The image of what it could be: At that moment I had a flash of the future – of what Jeremy’s vision would be. People walking in saying hi to everyone, playing chess, learning chess lessons, laughter all around, a community being born, and all being free, accessible. Free and accessible was the important part I realized of the club. Due to the internet being free and accessible, many choose to go online and play chess because it is very easy to start and play. With every positive in life comes a negative though and online chess does miss one aspect – the human connection. The psychological pressure and tension one can feel when your opponent is across from you. The energy between two chess players as they fight it out viciously to the end, not by word or actions, but by thought. There is no other feeling. A level of concentration so deep that I sincerely doubt one can achieve just by looking at a screen at home. A club however not charging people to play chess and emitting a very relaxed and fun atmosphere would be infectious towards chess players. I am the first one to admit it sitting there right now.
People don’t believe in causes – they believe in people taking up the cause. I liked Jeremy’s vision and what he wanted to do. I knew that with my skill set in chess, by ability to teach, communicate, connect, my facilitating experience, but most of all my passion for chess and helping others become their best would help make Jeremy’s vision come to fruition.
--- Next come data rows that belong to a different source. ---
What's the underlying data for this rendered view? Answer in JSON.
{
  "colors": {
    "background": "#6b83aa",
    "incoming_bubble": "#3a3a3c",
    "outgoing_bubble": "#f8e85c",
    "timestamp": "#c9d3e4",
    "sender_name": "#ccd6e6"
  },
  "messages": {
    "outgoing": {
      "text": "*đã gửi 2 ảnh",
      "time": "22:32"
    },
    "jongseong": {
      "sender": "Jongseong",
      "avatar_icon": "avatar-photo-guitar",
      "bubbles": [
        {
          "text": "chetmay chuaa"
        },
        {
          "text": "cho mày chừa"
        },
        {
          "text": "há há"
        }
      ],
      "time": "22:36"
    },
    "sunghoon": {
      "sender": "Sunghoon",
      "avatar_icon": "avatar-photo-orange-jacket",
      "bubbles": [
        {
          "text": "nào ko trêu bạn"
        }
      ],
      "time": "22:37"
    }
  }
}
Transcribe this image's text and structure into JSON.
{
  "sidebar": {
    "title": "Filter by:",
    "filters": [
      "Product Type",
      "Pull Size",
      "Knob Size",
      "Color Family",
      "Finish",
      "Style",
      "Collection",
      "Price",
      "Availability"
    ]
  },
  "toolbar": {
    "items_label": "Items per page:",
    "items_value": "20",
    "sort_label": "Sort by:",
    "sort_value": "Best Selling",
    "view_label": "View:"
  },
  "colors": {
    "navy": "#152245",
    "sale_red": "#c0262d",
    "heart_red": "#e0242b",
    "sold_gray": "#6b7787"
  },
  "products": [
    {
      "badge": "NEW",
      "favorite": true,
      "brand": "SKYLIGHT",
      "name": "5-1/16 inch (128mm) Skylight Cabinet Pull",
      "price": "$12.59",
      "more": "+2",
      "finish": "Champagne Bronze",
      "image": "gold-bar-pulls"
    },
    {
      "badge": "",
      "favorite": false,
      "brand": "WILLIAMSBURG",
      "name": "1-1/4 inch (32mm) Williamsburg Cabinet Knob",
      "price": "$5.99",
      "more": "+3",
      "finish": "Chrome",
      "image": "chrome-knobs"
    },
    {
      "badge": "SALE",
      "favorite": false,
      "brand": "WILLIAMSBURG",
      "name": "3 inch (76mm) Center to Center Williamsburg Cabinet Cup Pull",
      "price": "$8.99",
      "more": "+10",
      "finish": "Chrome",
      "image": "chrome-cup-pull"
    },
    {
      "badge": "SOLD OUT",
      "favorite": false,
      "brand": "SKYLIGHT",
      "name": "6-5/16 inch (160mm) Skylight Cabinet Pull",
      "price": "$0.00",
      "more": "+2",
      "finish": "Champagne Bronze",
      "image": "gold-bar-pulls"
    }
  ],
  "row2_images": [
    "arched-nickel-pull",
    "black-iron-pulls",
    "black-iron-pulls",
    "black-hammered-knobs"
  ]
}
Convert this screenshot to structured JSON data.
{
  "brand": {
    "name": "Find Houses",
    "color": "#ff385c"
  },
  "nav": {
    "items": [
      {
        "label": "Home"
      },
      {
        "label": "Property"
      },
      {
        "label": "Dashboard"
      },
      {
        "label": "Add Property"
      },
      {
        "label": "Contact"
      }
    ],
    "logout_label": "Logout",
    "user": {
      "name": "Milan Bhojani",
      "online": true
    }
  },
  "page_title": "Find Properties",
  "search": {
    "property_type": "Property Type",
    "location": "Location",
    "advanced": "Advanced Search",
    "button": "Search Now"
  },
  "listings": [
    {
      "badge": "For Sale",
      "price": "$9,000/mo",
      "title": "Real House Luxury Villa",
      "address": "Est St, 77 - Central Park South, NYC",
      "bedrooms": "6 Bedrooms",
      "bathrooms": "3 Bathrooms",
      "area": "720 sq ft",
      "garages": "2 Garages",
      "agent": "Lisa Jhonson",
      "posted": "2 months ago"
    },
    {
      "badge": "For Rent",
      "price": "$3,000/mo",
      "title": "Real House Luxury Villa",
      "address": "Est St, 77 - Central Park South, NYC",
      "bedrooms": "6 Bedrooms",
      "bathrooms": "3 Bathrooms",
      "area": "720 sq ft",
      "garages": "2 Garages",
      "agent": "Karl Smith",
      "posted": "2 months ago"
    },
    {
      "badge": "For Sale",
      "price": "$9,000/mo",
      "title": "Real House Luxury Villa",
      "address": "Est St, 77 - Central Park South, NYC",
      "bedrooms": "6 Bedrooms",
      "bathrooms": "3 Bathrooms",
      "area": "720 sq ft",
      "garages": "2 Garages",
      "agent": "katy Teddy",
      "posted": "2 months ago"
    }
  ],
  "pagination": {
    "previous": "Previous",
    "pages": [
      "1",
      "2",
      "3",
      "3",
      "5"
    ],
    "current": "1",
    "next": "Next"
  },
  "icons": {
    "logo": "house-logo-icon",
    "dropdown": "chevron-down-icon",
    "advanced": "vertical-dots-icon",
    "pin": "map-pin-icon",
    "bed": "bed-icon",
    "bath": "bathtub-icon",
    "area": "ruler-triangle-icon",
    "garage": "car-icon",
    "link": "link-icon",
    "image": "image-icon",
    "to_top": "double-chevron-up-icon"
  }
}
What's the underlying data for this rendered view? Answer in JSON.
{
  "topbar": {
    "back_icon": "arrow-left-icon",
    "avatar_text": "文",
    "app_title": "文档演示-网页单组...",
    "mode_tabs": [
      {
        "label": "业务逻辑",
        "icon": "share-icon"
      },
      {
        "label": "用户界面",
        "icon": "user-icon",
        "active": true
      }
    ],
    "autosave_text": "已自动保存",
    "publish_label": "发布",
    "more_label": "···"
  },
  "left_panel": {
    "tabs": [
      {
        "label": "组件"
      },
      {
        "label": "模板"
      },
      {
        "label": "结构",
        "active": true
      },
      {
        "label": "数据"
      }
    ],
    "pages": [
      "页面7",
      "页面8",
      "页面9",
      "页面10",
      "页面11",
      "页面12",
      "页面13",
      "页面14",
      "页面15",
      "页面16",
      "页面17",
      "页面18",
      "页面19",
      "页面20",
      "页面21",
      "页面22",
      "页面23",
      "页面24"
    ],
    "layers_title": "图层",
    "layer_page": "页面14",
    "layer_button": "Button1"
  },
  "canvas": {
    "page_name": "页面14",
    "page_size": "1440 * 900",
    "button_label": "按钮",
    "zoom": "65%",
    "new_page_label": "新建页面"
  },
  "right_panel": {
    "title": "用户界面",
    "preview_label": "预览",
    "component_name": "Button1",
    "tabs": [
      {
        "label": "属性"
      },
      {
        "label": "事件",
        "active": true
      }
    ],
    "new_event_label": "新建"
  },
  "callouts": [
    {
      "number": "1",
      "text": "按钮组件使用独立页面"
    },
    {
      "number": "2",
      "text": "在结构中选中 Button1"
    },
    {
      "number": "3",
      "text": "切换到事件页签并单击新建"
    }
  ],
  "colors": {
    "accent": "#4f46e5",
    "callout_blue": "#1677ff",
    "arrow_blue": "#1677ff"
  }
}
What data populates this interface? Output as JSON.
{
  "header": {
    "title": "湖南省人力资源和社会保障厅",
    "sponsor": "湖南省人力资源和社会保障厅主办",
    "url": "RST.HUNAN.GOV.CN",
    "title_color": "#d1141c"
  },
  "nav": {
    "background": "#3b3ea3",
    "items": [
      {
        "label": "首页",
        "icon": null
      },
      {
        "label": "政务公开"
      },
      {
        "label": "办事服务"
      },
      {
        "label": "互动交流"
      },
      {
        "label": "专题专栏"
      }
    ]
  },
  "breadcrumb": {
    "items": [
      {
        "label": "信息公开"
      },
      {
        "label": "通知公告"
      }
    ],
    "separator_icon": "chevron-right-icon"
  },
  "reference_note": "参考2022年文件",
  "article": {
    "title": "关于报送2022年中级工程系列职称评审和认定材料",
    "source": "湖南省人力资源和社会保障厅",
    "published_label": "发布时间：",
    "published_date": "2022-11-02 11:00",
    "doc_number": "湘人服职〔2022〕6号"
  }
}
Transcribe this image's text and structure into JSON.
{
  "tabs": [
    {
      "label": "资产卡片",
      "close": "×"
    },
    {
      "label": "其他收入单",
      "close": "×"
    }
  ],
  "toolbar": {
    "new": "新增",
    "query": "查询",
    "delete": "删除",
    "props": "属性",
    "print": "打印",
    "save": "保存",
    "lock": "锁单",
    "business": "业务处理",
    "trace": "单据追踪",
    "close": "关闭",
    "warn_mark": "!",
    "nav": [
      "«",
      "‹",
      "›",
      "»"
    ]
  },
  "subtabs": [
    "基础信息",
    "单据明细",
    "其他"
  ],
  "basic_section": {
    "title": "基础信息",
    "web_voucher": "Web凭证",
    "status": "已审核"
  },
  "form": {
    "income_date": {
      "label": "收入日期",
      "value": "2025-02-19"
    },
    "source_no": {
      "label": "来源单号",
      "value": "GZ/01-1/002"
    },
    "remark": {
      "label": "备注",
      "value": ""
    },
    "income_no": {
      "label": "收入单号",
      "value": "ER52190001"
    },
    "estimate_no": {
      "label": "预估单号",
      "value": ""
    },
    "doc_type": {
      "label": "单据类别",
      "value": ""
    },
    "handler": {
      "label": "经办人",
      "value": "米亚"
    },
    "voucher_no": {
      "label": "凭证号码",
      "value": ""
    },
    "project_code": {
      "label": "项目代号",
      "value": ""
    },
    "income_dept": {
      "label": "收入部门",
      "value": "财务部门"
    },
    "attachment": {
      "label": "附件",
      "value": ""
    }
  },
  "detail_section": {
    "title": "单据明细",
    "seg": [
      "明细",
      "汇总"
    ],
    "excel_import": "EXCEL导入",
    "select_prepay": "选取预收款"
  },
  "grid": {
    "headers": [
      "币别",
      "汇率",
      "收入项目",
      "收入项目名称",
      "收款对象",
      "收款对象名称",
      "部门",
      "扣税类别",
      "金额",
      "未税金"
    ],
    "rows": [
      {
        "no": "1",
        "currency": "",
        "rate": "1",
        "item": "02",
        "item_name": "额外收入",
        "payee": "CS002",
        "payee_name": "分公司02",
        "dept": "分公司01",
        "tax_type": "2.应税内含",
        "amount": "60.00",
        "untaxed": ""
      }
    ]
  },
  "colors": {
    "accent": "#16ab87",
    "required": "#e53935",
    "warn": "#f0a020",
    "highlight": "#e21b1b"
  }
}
All I had to do was act on it. And make that image that Jeremy, and now I see, become true.
And so it has.
It’s now July and it’s no longer two chess players seeing the vision of the ECC, but over forty. After having last two week record attendances of 28 and 23, it is getting more clear that people are not only enjoying the experience – but they are passing the word to others. ECC is powerful. Image is powerful.
And this image is only the beginning.